DER BESTAND WIRD IN SEINER FORM UND RÄUMLICHKEIT VERVOLLSTÄNDIGT UND GEWÜRDIGT

Das Areal ist u-förmig angelegt und östlich durch eine verhältnismäßig niedere Mauer schwach begrenzt. Durch eine Begrenzung mittels eines Gebäudes wird dieses Areal geschlossen. Das Gebäude im vorderen Teil parallel zur Mauer mit einem geneigten Dach versehen um die Architektursprache des Bestandes aufzunehmen. Die Mauer wurde nicht beschädigt, sie wird mit einer Brücke und Treppe überwunden. Die Gompa wird so erhöht und gewinnt an Bedeutung. Ein rollstuhlgerechter Aufzug ist in der Gompa integriert. Ein Weg durch das bestehende Tor am Eishaus verbindet Aufzug und Innenhof. Der Bestand wurde in keiner Weise zerstört. Auch das Cafe ist in frei miteinander verbundenen Einzelräumen und Glasfassade getrennt von der gemauerte Gebäudehülle in die bestehende Raumstruktur integriert.

DIE IN GEBRAUCH GENOMMENE VEGETATION WIRD NICHT ZERSTÖRT, SONDERN AUF DEM DACH WIEDERHERGESTELLT UND DIE LANDSCHAFT WIRD GEWÜRDIGT.

Die Baumasse der großen Gompa wurde mit einem Grasdach versehen, sodaß die bebaute Fläche auf dem Dach wieder als Vegetationsfläche hergestellt ist. Ebenfalls sind die Funktionsräume im Hang grasüberdacht integriert.

Blickverbindungen und Signifikanz
Die Blickverbindungen zur Buddhastatue und zur Stupa sind immer axial und zentral optimiert. Der Raum der großen Gompa ist so konzipiert, dass vorne mehr Leute sitzen können, wie hinten und erhält hier aus der Funktion geboren eine trapezförmige Form. Das Gebäude öffnet sich zur Buddhastatue hin und diese erhält durch das Gebäude eine Betonung. Sie steht vor einer Glaswand, die eine Sicht auf die Vegetation (Wald,..) gibt. So entsteht eine in der Dachform ablesbare Form, die an Karmapas Krone erinnert und eine Signifikanz und Identifikation bewirkt.
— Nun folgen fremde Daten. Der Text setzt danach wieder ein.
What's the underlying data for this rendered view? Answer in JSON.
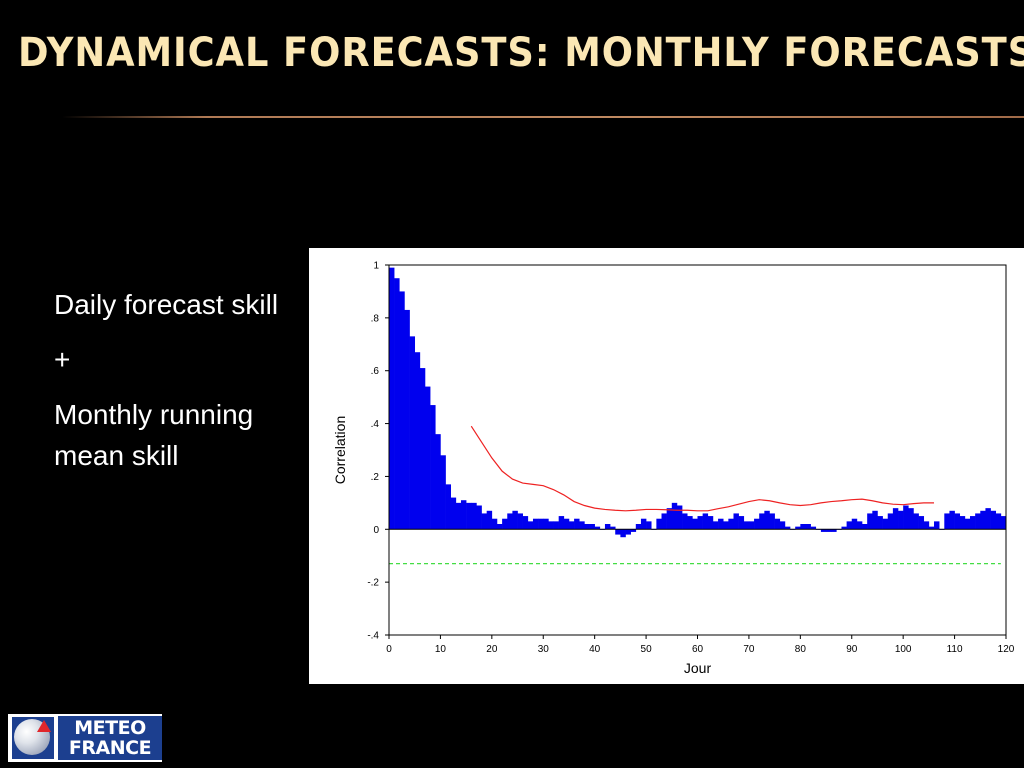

Die kleine Gompa ist im Obergeschoss konzipiert und erhält einen zentralen und direkten Blick auf die Buddhastatue.

Wohnen bei der Gompa
Durch die große Fläche der Gompa und des entstehenden Raumes unter der Gompa wird vorgeschlagen, diesen Raum zum Wohnen mit Blick zur Natur zu organisieren. Das Wohnen und der Besucherstrom der Gompa sind räumlich komplett getrennt, da in den Wohnbereich und dessen Aussenanlage der Gompabesucher im Normalfall nicht vordringt. Ein Wohnen dicht bei der Gompa bedeutet für mich eine starke emotionale Kraft.
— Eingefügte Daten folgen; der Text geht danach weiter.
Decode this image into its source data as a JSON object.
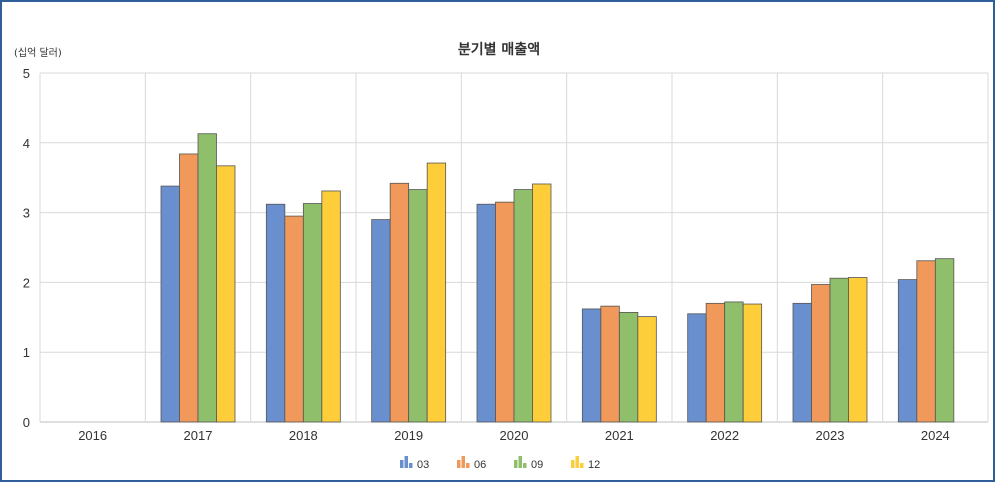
{
  "chart_data": {
    "type": "bar",
    "title": "분기별 매출액",
    "unit_label": "(십억 달러)",
    "xlabel": "",
    "ylabel": "",
    "ylim": [
      0,
      5
    ],
    "yticks": [
      "0",
      "1",
      "2",
      "3",
      "4",
      "5"
    ],
    "grid": true,
    "legend_position": "bottom",
    "categories": [
      "2016",
      "2017",
      "2018",
      "2019",
      "2020",
      "2021",
      "2022",
      "2023",
      "2024"
    ],
    "series": [
      {
        "name": "03",
        "color": "#6a8fcf",
        "values": [
          null,
          3.38,
          3.12,
          2.9,
          3.12,
          1.62,
          1.55,
          1.7,
          2.04
        ]
      },
      {
        "name": "06",
        "color": "#f0995a",
        "values": [
          null,
          3.84,
          2.95,
          3.42,
          3.15,
          1.66,
          1.7,
          1.97,
          2.31
        ]
      },
      {
        "name": "09",
        "color": "#8fbf6a",
        "values": [
          null,
          4.13,
          3.13,
          3.33,
          3.33,
          1.57,
          1.72,
          2.06,
          2.34
        ]
      },
      {
        "name": "12",
        "color": "#fdcd3a",
        "values": [
          null,
          3.67,
          3.31,
          3.71,
          3.41,
          1.51,
          1.69,
          2.07,
          null
        ]
      }
    ]
  }
}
Funktionsräume nicht im Denkmal
Funktionsräume wie Küche mit Nebenräumen, Heizung, Lagerräume etc wurden komplett in ein grasüberdachtes, von oben nicht wahrnehmbares Hanguntergeschoss integriert. Die Küche wurde so funktional und optimal in reiner und unreiner Zone konzipiert. Das Gebäude hat eine auf das Minimum reduzierte Berührung mit der alten Bausubstanz und dies an einer durch die Historie gegebenen Stelle der bestehenden Überfahrt.
Lesen in kleinen Räumen
Das Lesen wurde in kleinen bestehenden Einzelräumen angeordnet, damit je 1 – 2 Personen ungestört studieren können

Karmapas Wohnturm

Das Eishaus wurde zum Wohnen für Karmapa konzipiert. Die bestehende Öffnung im Obergeschoss wurde zu einer Türe erweitert. Die Türe dient gleichzeitig als Fenster. Im Untergeschoss ist der Schlafraum konzipiert, der von oben Licht erhält. Durch ein Anheben des alten Daches und Rundumverglasung entsteht ein Studierzimmer mit Rundumblick ins Tal, zur Gompa, …Die „kleinen” Eingriffe in die Gebäudesubstanz des Eishauses sind denkmalpflegerisch vermutlich vertretbar.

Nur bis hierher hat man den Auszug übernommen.